“A frame-up!” ejaculated these two in startled unison.
“How a frame-up?” demanded her father, no bit of the accusing harshness gone out of his voice.
“Our plan against Dick Sherwood was to have him propose to me, then for me to confess that I was really married to a mean sort of man I didn’t love—the idea being that Dick would be infatuated enough to pay a big sum to a dummy husband, and the three of us would disappear as soon as we got Dick’s money. Dick offered to go through with the plan as Barney Palmer and Jimmie Carlisle had shaped it up—go through with it to-night—and then after money had passed, we’d have a criminal case against them. By reminding him that Larry Brainard knew just what we were up to, and might spoil everything if we didn’t act at once, I got Barney Palmer worked up to the point where he was going to pose as my husband and take the money. Dick Sherwood was to come a little later, after he’d first telephoned me, with a big roll of marked money.”
There were stuttered exclamations from Barney and Old Jimmie, which were cut off by the dominant incisiveness of Joe Ellison’s words to his daughter:
“I think you’re lying to me! Besides, even if you’re telling the truth, it’s a pretty way you’ve taken to clear things up! Don’t you see that by letting Dick Sherwood come here and play such a part, you’d be dead sure to involve him and his family in a dirty police story that the papers of the whole country would play up as a sensation?

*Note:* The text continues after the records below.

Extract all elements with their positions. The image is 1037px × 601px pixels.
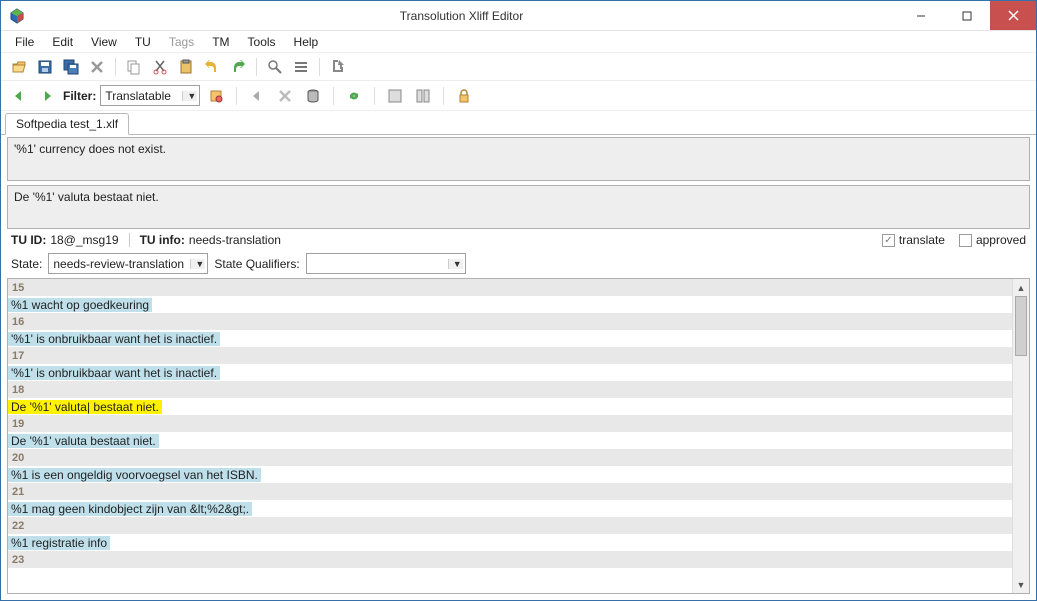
- app-window: Transolution Xliff Editor FileEditViewTU…: [0, 0, 1037, 601]
- segment-row[interactable]: %1 wacht op goedkeuring: [8, 296, 1012, 313]
- segment-row[interactable]: De '%1' valuta bestaat niet.: [8, 432, 1012, 449]
- menu-help[interactable]: Help: [286, 33, 327, 51]
- sync-icon[interactable]: [342, 85, 366, 107]
- source-pane: '%1' currency does not exist.: [7, 137, 1030, 181]
- chevron-down-icon: ▼: [190, 259, 205, 269]
- state-label: State:: [11, 257, 42, 271]
- export-icon[interactable]: [326, 56, 350, 78]
- next-icon[interactable]: [35, 85, 59, 107]
- row-number: 20: [8, 449, 1012, 466]
- menu-tools[interactable]: Tools: [240, 33, 284, 51]
- menu-tm[interactable]: TM: [204, 33, 237, 51]
- grid2-icon[interactable]: [411, 85, 435, 107]
- row-number: 23: [8, 551, 1012, 568]
- segment-row[interactable]: %1 mag geen kindobject zijn van &lt;%2&g…: [8, 500, 1012, 517]
- open-icon[interactable]: [7, 56, 31, 78]
- tu-id-value: 18@_msg19: [50, 233, 118, 247]
- app-icon: [9, 8, 25, 24]
- vertical-scrollbar[interactable]: ▲ ▼: [1012, 279, 1029, 593]
- chevron-down-icon: ▼: [448, 259, 463, 269]
- main-toolbar: [1, 53, 1036, 81]
- segment-row[interactable]: '%1' is onbruikbaar want het is inactief…: [8, 364, 1012, 381]
- cut-icon[interactable]: [148, 56, 172, 78]
- row-number: 17: [8, 347, 1012, 364]
- filter-apply-icon[interactable]: [204, 85, 228, 107]
- qualifiers-combo[interactable]: ▼: [306, 253, 466, 274]
- approved-checkbox[interactable]: [959, 234, 972, 247]
- scroll-down-icon[interactable]: ▼: [1013, 576, 1029, 593]
- save-all-icon[interactable]: [59, 56, 83, 78]
- tu-info-label: TU info:: [140, 233, 185, 247]
- document-tabs: Softpedia test_1.xlf: [1, 111, 1036, 135]
- tag-prev-icon[interactable]: [245, 85, 269, 107]
- row-number: 21: [8, 483, 1012, 500]
- tab-file[interactable]: Softpedia test_1.xlf: [5, 113, 129, 135]
- paste-icon[interactable]: [174, 56, 198, 78]
- copy-icon[interactable]: [122, 56, 146, 78]
- qualifiers-label: State Qualifiers:: [214, 257, 299, 271]
- close-button[interactable]: [990, 1, 1036, 30]
- row-number: 19: [8, 415, 1012, 432]
- database-icon[interactable]: [301, 85, 325, 107]
- menu-tu[interactable]: TU: [127, 33, 159, 51]
- tu-id-label: TU ID:: [11, 233, 46, 247]
- segment-row[interactable]: '%1' is onbruikbaar want het is inactief…: [8, 330, 1012, 347]
- filter-toolbar: Filter: Translatable▼: [1, 81, 1036, 111]
- target-pane[interactable]: De '%1' valuta bestaat niet.: [7, 185, 1030, 229]
- tu-info-value: needs-translation: [189, 233, 281, 247]
- filter-label: Filter:: [63, 89, 96, 103]
- translate-checkbox[interactable]: ✓: [882, 234, 895, 247]
- prev-icon[interactable]: [7, 85, 31, 107]
- scroll-up-icon[interactable]: ▲: [1013, 279, 1029, 296]
- window-buttons: [898, 1, 1036, 30]
- tu-info-bar: TU ID: 18@_msg19 TU info: needs-translat…: [1, 231, 1036, 249]
- menubar: FileEditViewTUTagsTMToolsHelp: [1, 31, 1036, 53]
- save-icon[interactable]: [33, 56, 57, 78]
- minimize-button[interactable]: [898, 1, 944, 30]
- menu-view[interactable]: View: [83, 33, 125, 51]
- filter-combo[interactable]: Translatable▼: [100, 85, 200, 106]
- segment-row[interactable]: %1 is een ongeldig voorvoegsel van het I…: [8, 466, 1012, 483]
- grid1-icon[interactable]: [383, 85, 407, 107]
- row-number: 22: [8, 517, 1012, 534]
- lock-icon[interactable]: [452, 85, 476, 107]
- approved-label: approved: [976, 233, 1026, 247]
- segment-row[interactable]: De '%1' valuta| bestaat niet.: [8, 398, 1012, 415]
- menu-edit[interactable]: Edit: [44, 33, 81, 51]
- tag-delete-icon[interactable]: [273, 85, 297, 107]
- row-number: 18: [8, 381, 1012, 398]
- state-combo[interactable]: needs-review-translation▼: [48, 253, 208, 274]
- row-number: 16: [8, 313, 1012, 330]
- redo-icon[interactable]: [226, 56, 250, 78]
- scroll-thumb[interactable]: [1015, 296, 1027, 356]
- search-icon[interactable]: [263, 56, 287, 78]
- undo-icon[interactable]: [200, 56, 224, 78]
- row-number: 15: [8, 279, 1012, 296]
- segment-row[interactable]: %1 registratie info: [8, 534, 1012, 551]
- segment-grid: 15%1 wacht op goedkeuring16'%1' is onbru…: [7, 278, 1030, 594]
- menu-tags: Tags: [161, 33, 202, 51]
- menu-file[interactable]: File: [7, 33, 42, 51]
- maximize-button[interactable]: [944, 1, 990, 30]
- state-bar: State: needs-review-translation▼ State Q…: [1, 249, 1036, 278]
- settings-icon[interactable]: [289, 56, 313, 78]
- titlebar: Transolution Xliff Editor: [1, 1, 1036, 31]
- delete-icon[interactable]: [85, 56, 109, 78]
- translate-label: translate: [899, 233, 945, 247]
- chevron-down-icon: ▼: [182, 91, 197, 101]
- window-title: Transolution Xliff Editor: [25, 9, 898, 23]
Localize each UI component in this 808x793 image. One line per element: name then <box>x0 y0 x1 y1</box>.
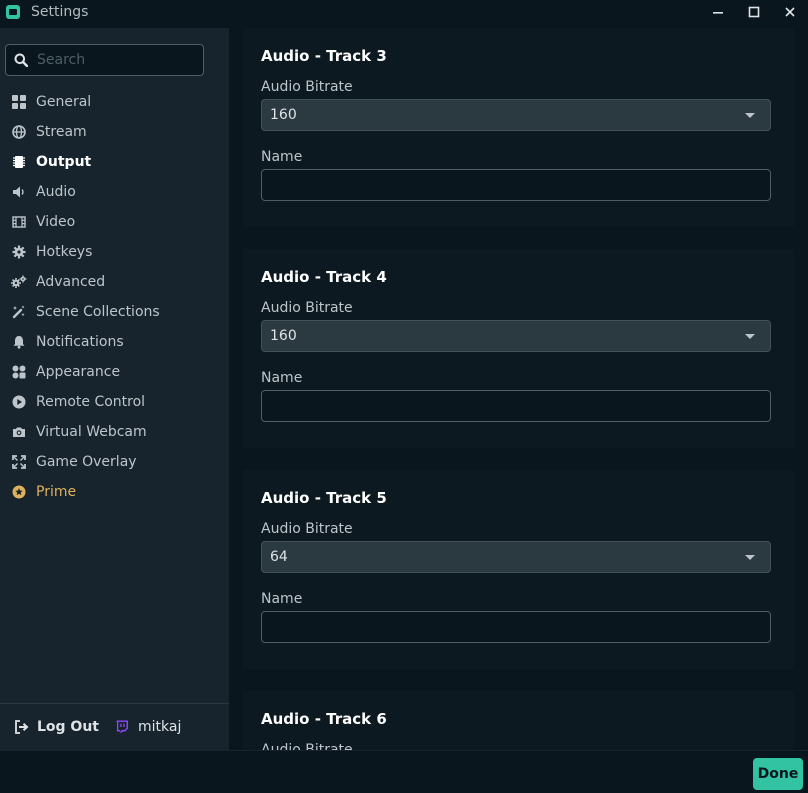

It’s plain to any one that that’s no way a person who wanted to square things would use Dick Sherwood. And that’s why I think you’re lying!”
“I had thought of that—you’re right,” said Maggie. “And so I wasn’t going to do it. He was going to telephone me—just about this time— and when he called up I was going to fake his message. I was going to tell Barney Palmer and Old Jimmie that Dick had just telephoned he wasn’t coming, because one of the two had just sold him a tip for ten thousand dollars that this was a crooked game. I thought this would have started a quarrel between the two; they are suspicious of each other, anyhow. Each would have accused the other, and in their quarrel they would have been likely to have let out a lot of truth that would have completely given each other away.”
“Not a bad plan at all,” commented Joe Ellison. He tried to peer deep into his daughter for a moment, his inflamed face relaxing neither in its harshness nor its doubt of her. “But since you are the clever crook I actually know you to be from your work on Dick Sherwood, and since Jimmie Carlisle says he has trained you to be a crook, I believe that everything you’ve told me is just something you’ve cleverly invented on the spur of the moment—just so many lies.”
“But—but—”
She broke off before the harsh, accusing doubt of his pale face. For a fraction of a moment no one spoke. Then the telephone bell began to ring.